J’ai bien reçu ce courrier. Nous respectons pleinement les combats de ces associations et ONG qui témoignent des engagements de la société civile essentiels au cadre démocratique. Mais nous n’avons pas été chargés de faire des recherches pour leur compte. Nous travaillons comme des chercheurs, ce qui signifie que nos recherches n’ont pas pour finalité de monter des dossiers de plainte en justice comme dans leur cas, ce qui ne veut pas dire bien entendu que nous portons un jugement sur l’action de la justice ou le bien-fondé de ces prérogatives. Nous nous efforçons simplement de demeurer chercheurs et historiens.

Et, de fait, confrontés à une liste de cotes de documents provenant de fonds différents, nous estimons devoir en premier lieu connaître ces fonds et traiter l’ensemble des documents relatifs à l’activité d’une institution publique, d’un agent de l’État, d’une autorité politique, pour établir précisément leurs décisions, leurs actions, leurs représentations. On ne va pas extraire un document sans maîtriser la série à laquelle il appartient. Le traitement de ces séries a permis en conséquence de faire émerger des documents listés dans la lettre des associations et ONG, par application de la méthode des historiens.
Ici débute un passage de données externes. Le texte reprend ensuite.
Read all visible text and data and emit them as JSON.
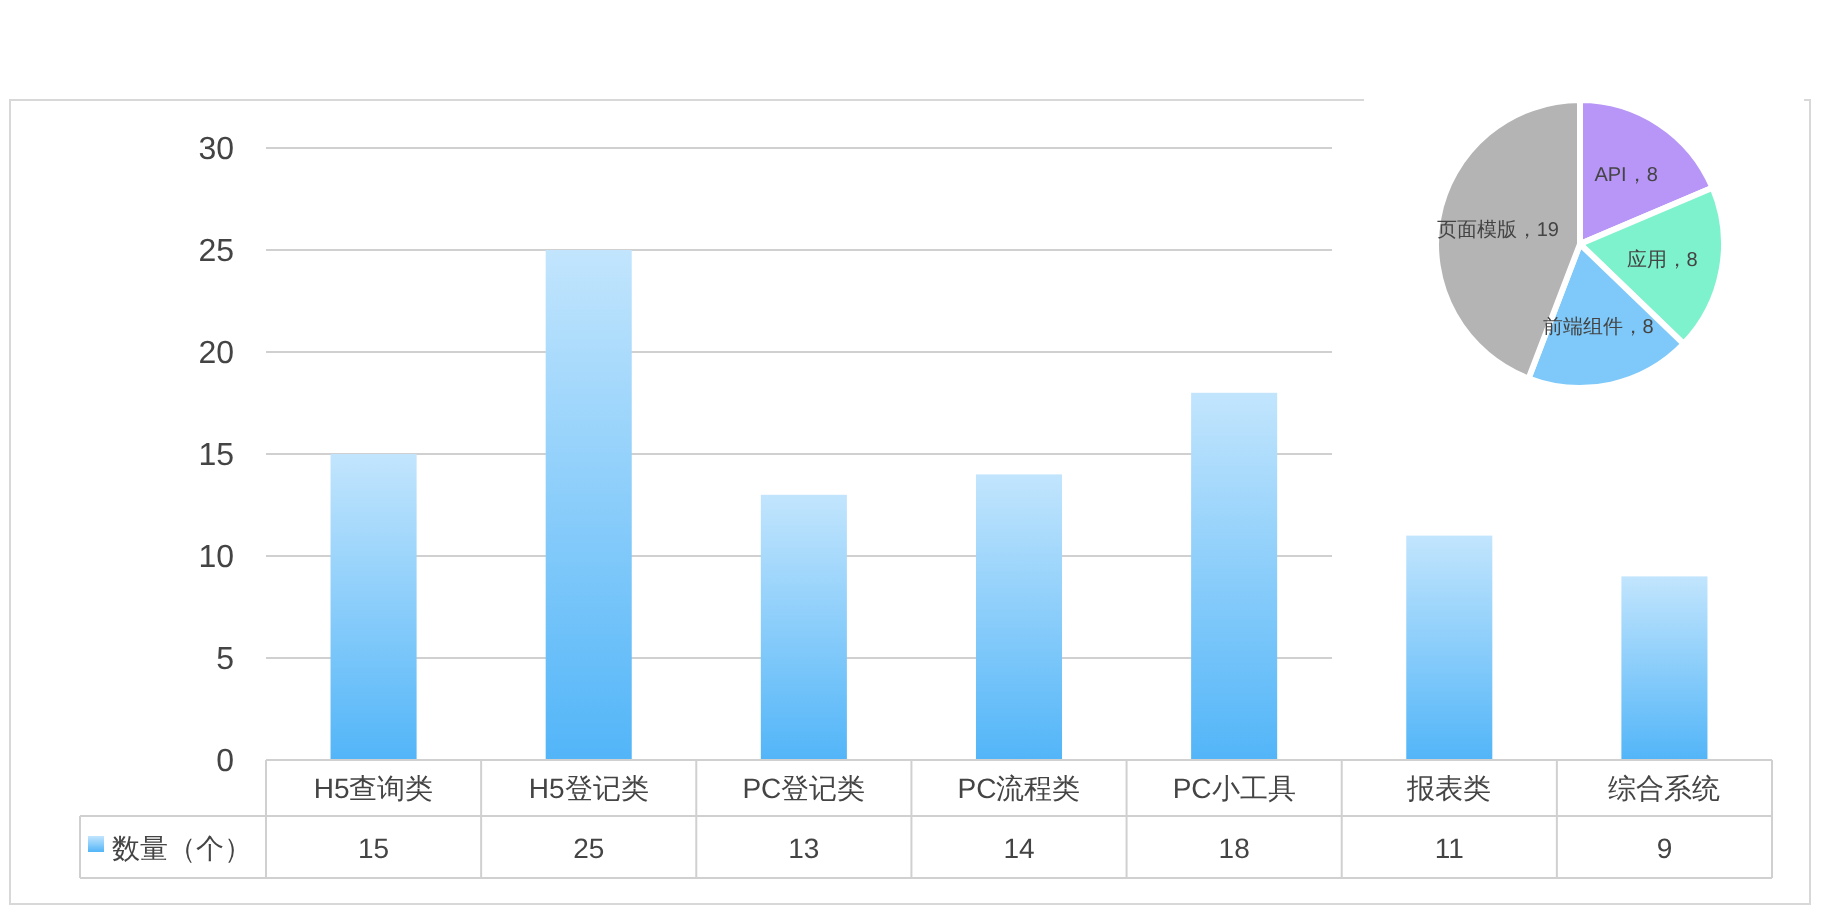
{
  "chart_data": [
    {
      "type": "bar",
      "categories": [
        "H5查询类",
        "H5登记类",
        "PC登记类",
        "PC流程类",
        "PC小工具",
        "报表类",
        "综合系统"
      ],
      "series": [
        {
          "name": "数量（个）",
          "color": "#52b5f8",
          "values": [
            15,
            25,
            13,
            14,
            18,
            11,
            9
          ]
        }
      ],
      "ylim": [
        0,
        30
      ],
      "yticks": [
        0,
        5,
        10,
        15,
        20,
        25,
        30
      ],
      "grid": "y",
      "legend": "bottom",
      "data_labels": true
    },
    {
      "type": "pie",
      "categories": [
        "API",
        "应用",
        "前端组件",
        "页面模版"
      ],
      "values": [
        8,
        8,
        8,
        19
      ],
      "colors": [
        "#b796f7",
        "#7ef2cc",
        "#7ec9f9",
        "#b4b4b4"
      ],
      "value_labels": [
        "，8",
        "，8",
        "，8",
        "，19"
      ]
    }
  ]
}
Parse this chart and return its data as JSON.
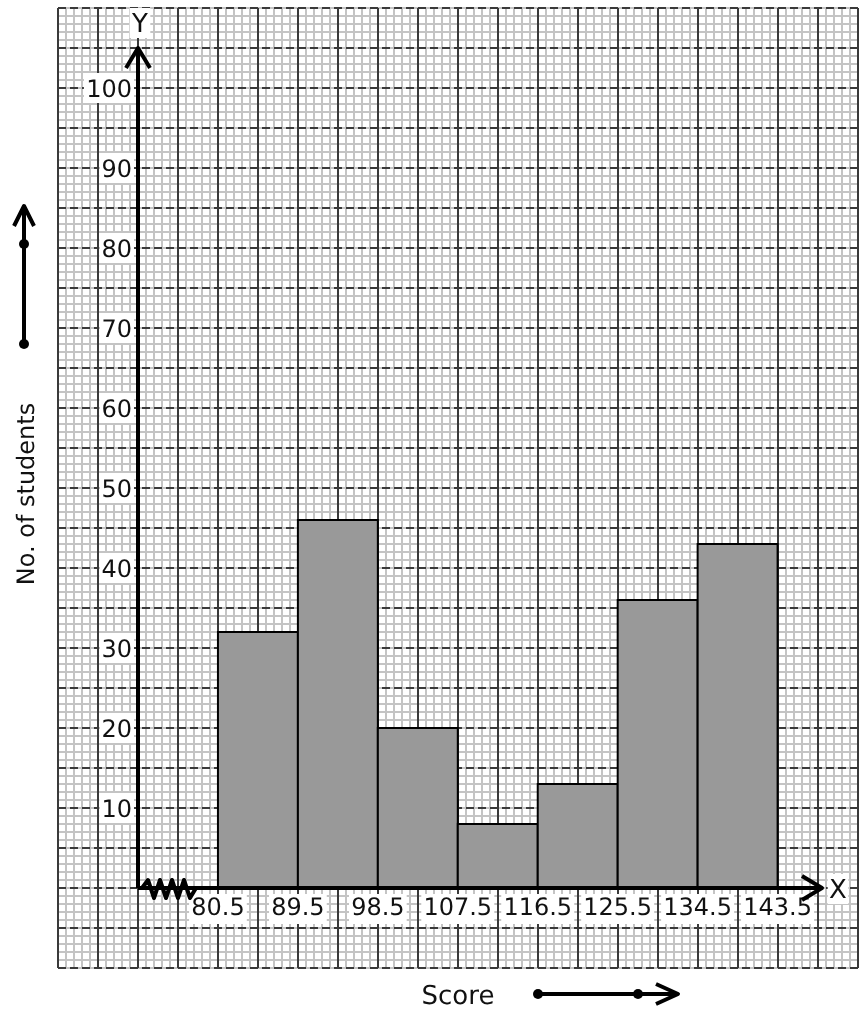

Je voudrais rappeler ce qu’est cette méthode. La recherche en histoire travaille à établir les faits, et pour le sujet sur lequel nous sommes intervenus, les faits résultant de décisions politiques, administratives, juridiques, réglementaires, etc., que les archives documentent précisément, appelant bien sûr à être croisées pour les vérifier. Une fois ces faits établis avec les preuves documentaires qui s’y attachent, l’analyse peut se déployer, elle est légitime et solide, car elle repose sur des réalités démontrées. Par exemple, que l’EMP s’est arrogé des pouvoirs qui n’étaient pas les siens et s’est transformé en état-major opérationnel pour le Rwanda. L’autorité politique n’est pas intervenue pour mettre fin à ces irrégularités. Des ordres à la voix ont été généralement donnés, les responsables de l’EMP ont obéi au président François Mitterrand et au numéro deux de la présidence, le secrétaire général. Ce sont des faits que les archives prouvent. Leur valeur probatoire est décisive.

À partir de ces faits de vérité, acquis à l’histoire, il est possible d’analyser, pour le Rwanda un système autorisant l’aventure personnelle et s’affranchissant des règles de fonctionnement républicain, notamment pour la décision militaire à la présidence de la République. C’est ce à quoi le ministre de la défense Pierre Joxe tente de mettre fin en 1992 et début 1993, mais il échoue face à la détermination de l’Élysée. Lorsque nous n’avons pas pu trancher, nous l’avons dit aussi, nous contentant de mentionner, par exemple pour les auteurs de l’attentat du 6 avril contre le Falcon français du président Habyarimana, vers où allaient les analyses, dont celles communiquées par une institution très performante dans le recueil d’information, à savoir la DGSE dont les archives nous ont été ouvertes.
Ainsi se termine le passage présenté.